Transcript
  • Servers and Tools

Forking

From the class:  Processes

You've already seen a couple of examples of parent child processes whereby a parent creates a process. Like if we were to run a process in Bash. And now I'm going to show you how we can do that manually and what it actually does. So I'm using Node.js because it has a really cool feature called cluster, which we can use to create a cluster of processes.

What it's called when a process creates another process is forking. So the terminology is to fork another process. And what forking means is that we're going to take our entire current process that's running-- so keep this diagram right here in mind-- and we're going to do is to copy it. So we're going to take the stack, the code, everything that's in memory, the file descriptors, and literally make another copy of this. And that will become a new process with its own pid that's going to be running independently but as a child of the parent process.

So forked processes are independent. They have their own space, their own memory, their own stack. But they're going to be a copy of their parent. So what we're doing here is we're creating two worker processes, and then we'll listen for the exit event. And on exit we'll just print something out to the console.

And then if we're not the master, if we're actually the forked copy-- node gives us this nice way of just checking that with this if statement-- then what we'll do is create an HTTP server. So what we're going to have here is two HTTP servers running, and HTTP services do what we had before. Which is to listen on port 3,000 and print hello world out to the console. So let's try out this program and see what it actually does.

I've named this program cluster.js, and we can run it with Node.js. And it's just going to tell me that the master process is online with a pid of 9408, and the two workers are online as well. And notice that each one gets their own process identifier because they're each their own independent processes.

Now down below I can use the ps command with the af options to see that I have my master process running here. And notice that it is a child a Bash, because we created it up here. It's actually just running in the foreground. And then it has two child processes, which were created as copies of this parent. But each one has its own pid. So 9411, 9410, and 9408.

And just like before, if we kill this parent process then all the children will die automatically. But we can kill the individual children and that's OK. First of all, let's just make sure that it's doing what we expect. So I'm going to curl HTTP local host 3000. That'll send an HTTP request, and we get back hello world. So that's all good.

And now let's send a sig term signal to the process ID of 9411. Oops, OK. Now at the top it says that worker 9411 has died. And let's take a look at our process tree again down below. I'm going to clean this up, and we'll say ps af. And notice that there's only one child now that's underneath cluster.js. Only one child process of this parent process. However, we can still come down here and make HTTP requests, because there's still one worker running.

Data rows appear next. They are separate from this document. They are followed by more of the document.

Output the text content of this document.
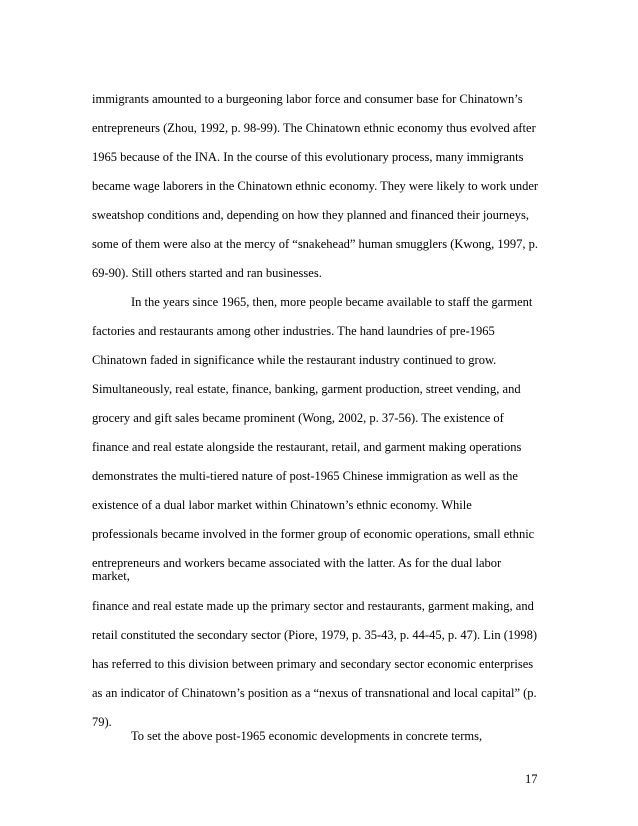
immigrants amounted to a burgeoning labor force and consumer base for Chinatown’s
entrepreneurs (Zhou, 1992, p. 98-99). The Chinatown ethnic economy thus evolved after
1965 because of the INA. In the course of this evolutionary process, many immigrants
became wage laborers in the Chinatown ethnic economy. They were likely to work under
sweatshop conditions and, depending on how they planned and financed their journeys,
some of them were also at the mercy of “snakehead” human smugglers (Kwong, 1997, p.
69-90). Still others started and ran businesses.
In the years since 1965, then, more people became available to staff the garment
factories and restaurants among other industries. The hand laundries of pre-1965
Chinatown faded in significance while the restaurant industry continued to grow.
Simultaneously, real estate, finance, banking, garment production, street vending, and
grocery and gift sales became prominent (Wong, 2002, p. 37-56). The existence of
finance and real estate alongside the restaurant, retail, and garment making operations
demonstrates the multi-tiered nature of post-1965 Chinese immigration as well as the
existence of a dual labor market within Chinatown’s ethnic economy. While
professionals became involved in the former group of economic operations, small ethnic
entrepreneurs and workers became associated with the latter. As for the dual labor
market,
finance and real estate made up the primary sector and restaurants, garment making, and
retail constituted the secondary sector (Piore, 1979, p. 35-43, p. 44-45, p. 47). Lin (1998)
has referred to this division between primary and secondary sector economic enterprises
as an indicator of Chinatown’s position as a “nexus of transnational and local capital” (p.
79).
To set the above post-1965 economic developments in concrete terms,
17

There we go. So it's still working, and what was happening under the hood in case you're curious, is Node.js is round robining these requests. So sending them first to this and then to the second process and then back to this process. And it's just sending it back and forth back and forth, distributing the traffic between these two workers.

And now that 9411 has died, it just sends the request to this one worker that's still alive. So we're going to see a couple of examples later where programs like Meteor actually end up creating several children processes that it then manages from one master process.

Before we wrap up, let me talk about one last concept called threading, which is similar to creating new processes, but a little bit different. And in case you hear the terminology, you should know what it means. A thread makes copy as well, but it's a lighter weight copy. So each thread gets its own code and its own call stack, but they all share the memory, file descriptors, and security attributes.

And so the main thing is that they share memory with the main master process. But we can use threads to execute code simultaneously, and either take advantage of multiple CPUs or we can take advantage of doing disk IO at the same time that we're using the CPU or something like that. So threads allow us to execute code simultaneously, but they share memory with the master process, as where processes get their own memory, own code, own stack.

So they're a little bit more heavyweight, but sometimes simpler to work with, because you don't need to worry about the threads conflicting with each other since they're working with the same memory. So just wanted to give you a quick highlight of what threads are in contrast to processes. And I'll cover them in more detail in another class if enough of you are interested in.